Forte e accorato, e soprattutto inequivocabile, l’appello che Benedetto XVI ha rivolto a Russia e Georgia riguardo al sanguinoso confronto in atto in Ossezia del Sud, invitando i contendenti ad astenersi «da ulteriori confronti e ritorsioni violente». Un invito alla preghiera significativamente condiviso con i «nostri fratelli ortodossi», ha sottolineato il Pontefice, a rimarcare una volta di più in modo implicito, dopo il riferimento iniziale alla «comune eredità cristiana», il 'dovere' assegnato ai cristiani di essere testimoni di pace e fratellanza. Parole, quelle del Papa, arrivate idealmente a sovrastare il rumore delle armi. Ad affermare come la ragione del dialogo debba precedere sempre la logica del conflitto. Già nel 1991, e di nuovo nel 2003, in occasione dello scoppio dei due conflitti contro l’Iraq, un Pontefice – in entrambi quei casi Giovanni Paolo II – aveva levato il suo «no» alla guerra a scontro appena iniziato, e quando già i media di tutto il mondo rilanciavano, come oggi, le immagini terribili dei combattimenti in corso. Difficile invece contare gli appelli alla pace, al dialogo, contro il terrorismo, lanciati in situazioni diverse. Solo per citarne alcuni: il 28 luglio del 2006 Benedetto XVI, ripartendo proprio come oggi da un soggiorno in montagna – dalla Valle d’Aosta – a proposito della situazione in Libano disse: «Non taciamo, facciamo il possibile per arrivare alle orecchie dei potenti », ricordando che «lo strumento principale è la preghiera» che «naturalmente è un grido non solo a Dio, ma agli uomini». Un anno dopo, nel giugno del 2007, fu da Assisi che lanciò il suo appello per il dialogo «responsabile» in Medio Oriente. E il 16 marzo di quest’anno, all’Angelus: «Basta con le stragi, basta con le violenze, basta con l’odio in Iraq!».
Le parole di Benedetto XVI sull’Ossezia meridionale sono arrivate, come detto, al termine della preghiera di mezzogiorno che il Pontefice ha guidato da Bressanone, nell’ultima domenica compresa nel periodo di riposo trascorso nella cittadina altoatesina. In piazza Duomo c’erano oltre novemila persone – e forse altre tremila nelle vicine piazze collegate coi maxischermi – tra le quali i cardinali Achille Silvestrini e Angelo Scola, il ministro Giulio Tremonti e il senatore a vita Francesco Cossiga.

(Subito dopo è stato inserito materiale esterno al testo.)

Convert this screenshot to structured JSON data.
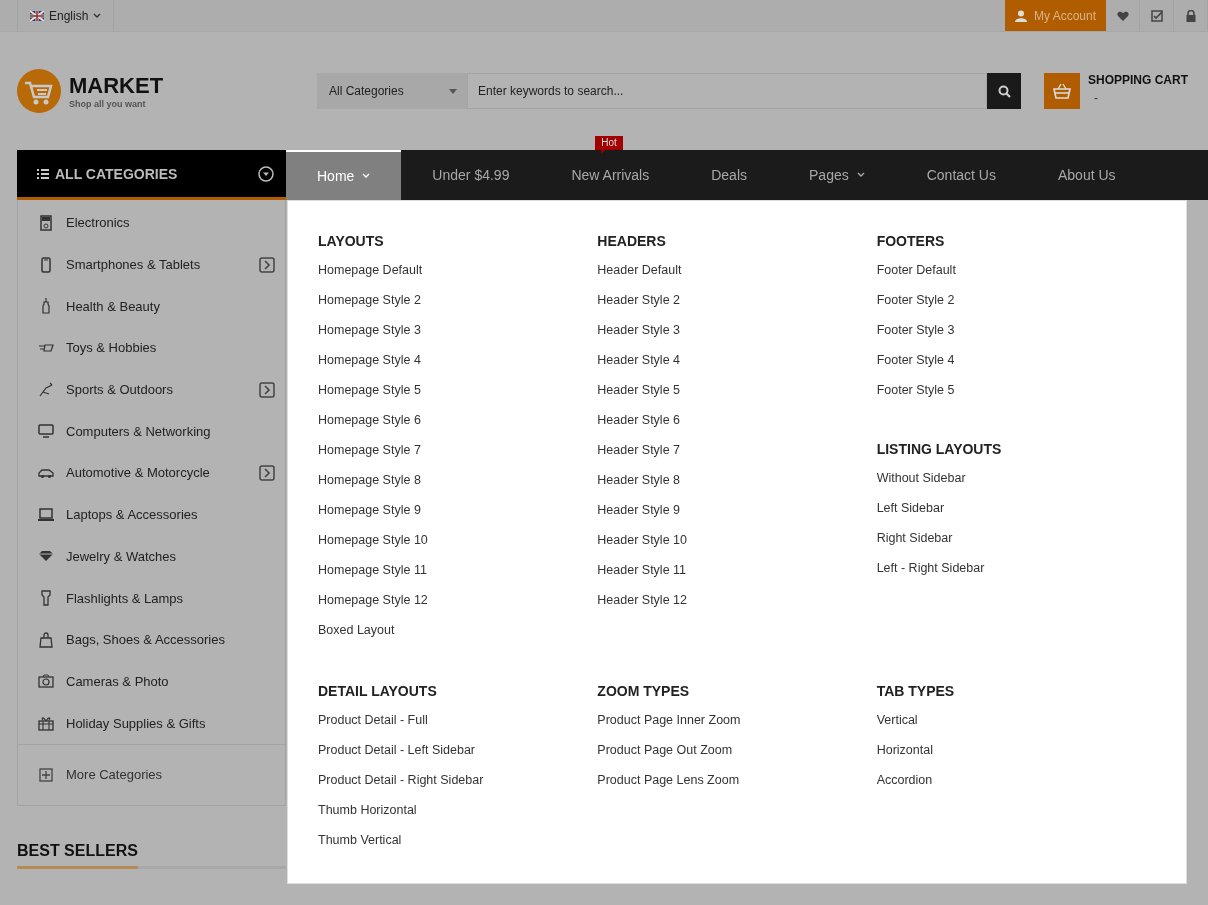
{
  "top_bar": {
    "language": "English",
    "account": "My Account"
  },
  "logo": {
    "name": "MARKET",
    "tagline": "Shop all you want"
  },
  "search": {
    "category": "All Categories",
    "placeholder": "Enter keywords to search..."
  },
  "cart": {
    "title": "SHOPPING CART",
    "value": "-"
  },
  "nav": [
    {
      "label": "Home",
      "selected": true,
      "dropdown": true
    },
    {
      "label": "Under $4.99",
      "selected": false,
      "dropdown": false
    },
    {
      "label": "New Arrivals",
      "selected": false,
      "dropdown": false,
      "badge": "Hot"
    },
    {
      "label": "Deals",
      "selected": false,
      "dropdown": false
    },
    {
      "label": "Pages",
      "selected": false,
      "dropdown": true
    },
    {
      "label": "Contact Us",
      "selected": false,
      "dropdown": false
    },
    {
      "label": "About Us",
      "selected": false,
      "dropdown": false
    }
  ],
  "sidebar": {
    "title": "ALL CATEGORIES",
    "categories": [
      {
        "label": "Electronics",
        "submenu": false
      },
      {
        "label": "Smartphones & Tablets",
        "submenu": true
      },
      {
        "label": "Health & Beauty",
        "submenu": false
      },
      {
        "label": "Toys & Hobbies",
        "submenu": false
      },
      {
        "label": "Sports & Outdoors",
        "submenu": true
      },
      {
        "label": "Computers & Networking",
        "submenu": false
      },
      {
        "label": "Automotive & Motorcycle",
        "submenu": true
      },
      {
        "label": "Laptops & Accessories",
        "submenu": false
      },
      {
        "label": "Jewelry & Watches",
        "submenu": false
      },
      {
        "label": "Flashlights & Lamps",
        "submenu": false
      },
      {
        "label": "Bags, Shoes & Accessories",
        "submenu": false
      },
      {
        "label": "Cameras & Photo",
        "submenu": false
      },
      {
        "label": "Holiday Supplies & Gifts",
        "submenu": false
      }
    ],
    "more": "More Categories"
  },
  "mega_menu": {
    "rows": [
      [
        [
          {
            "title": "LAYOUTS",
            "links": [
              "Homepage Default",
              "Homepage Style 2",
              "Homepage Style 3",
              "Homepage Style 4",
              "Homepage Style 5",
              "Homepage Style 6",
              "Homepage Style 7",
              "Homepage Style 8",
              "Homepage Style 9",
              "Homepage Style 10",
              "Homepage Style 11",
              "Homepage Style 12",
              "Boxed Layout"
            ]
          }
        ],
        [
          {
            "title": "HEADERS",
            "links": [
              "Header Default",
              "Header Style 2",
              "Header Style 3",
              "Header Style 4",
              "Header Style 5",
              "Header Style 6",
              "Header Style 7",
              "Header Style 8",
              "Header Style 9",
              "Header Style 10",
              "Header Style 11",
              "Header Style 12"
            ]
          }
        ],
        [
          {
            "title": "FOOTERS",
            "links": [
              "Footer Default",
              "Footer Style 2",
              "Footer Style 3",
              "Footer Style 4",
              "Footer Style 5"
            ]
          },
          {
            "title": "LISTING LAYOUTS",
            "links": [
              "Without Sidebar",
              "Left Sidebar",
              "Right Sidebar",
              "Left - Right Sidebar"
            ]
          }
        ]
      ],
      [
        [
          {
            "title": "DETAIL LAYOUTS",
            "links": [
              "Product Detail - Full",
              "Product Detail - Left Sidebar",
              "Product Detail - Right Sidebar",
              "Thumb Horizontal",
              "Thumb Vertical"
            ]
          }
        ],
        [
          {
            "title": "ZOOM TYPES",
            "links": [
              "Product Page Inner Zoom",
              "Product Page Out Zoom",
              "Product Page Lens Zoom"
            ]
          }
        ],
        [
          {
            "title": "TAB TYPES",
            "links": [
              "Vertical",
              "Horizontal",
              "Accordion"
            ]
          }
        ]
      ]
    ]
  },
  "section_title": "BEST SELLERS"
}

Prima di manifestare la propria «angustia» per le notizie «sempre più drammatiche » provenienti dal Caucaso, Benedetto XVI aveva dedicato la riflessione che usualmente precede la recita dell’Angelus ai giovani incontrati a Sydney per la Giornata mondiale della gioventù. Ragazze e ragazzi, ha detto, che non hanno avuto bisogno di ricorrere a violenze, droghe o alcool per essere allegri. Giovani certamente diversi da quanti, in cerca di false evasioni, «consumano esperienze degradanti che sfociano non di rado in sconvolgenti tragedie». Fra i saluti finali, uno alle comunità ladine – nella loro lingua – per invitarli a essere fedeli all’esempio del loro figlio illustre, quel san Giuseppe Freinademetz, missionario in Cina, la cui casa natale è stata visitata martedì scorso da Ratzinger.
Prima dell’arrivo del Pontefice in piazza Duomo era stato il vescovo di Bolzano-Bressanone, Wilhelm Egger, come già era successo il 3 agosto, a celebrare la Messa per i presenti. Il presule, nel parlare del soggiorno del Papa ormai giunto quasi all’epilogo, aveva osservato come «tante persone gli avrebbero voluto stringere la mano, ma il Santo Padre ha bisogno di riposo e di silenzio, così come ne aveva il profeta Elia. Tutti noi – aveva aggiunto – possiamo imparare dalle parole del Papa, ma anche dal silenzio del Papa. Tutti noi abbiamo bisogno di riposo e di preghiera ».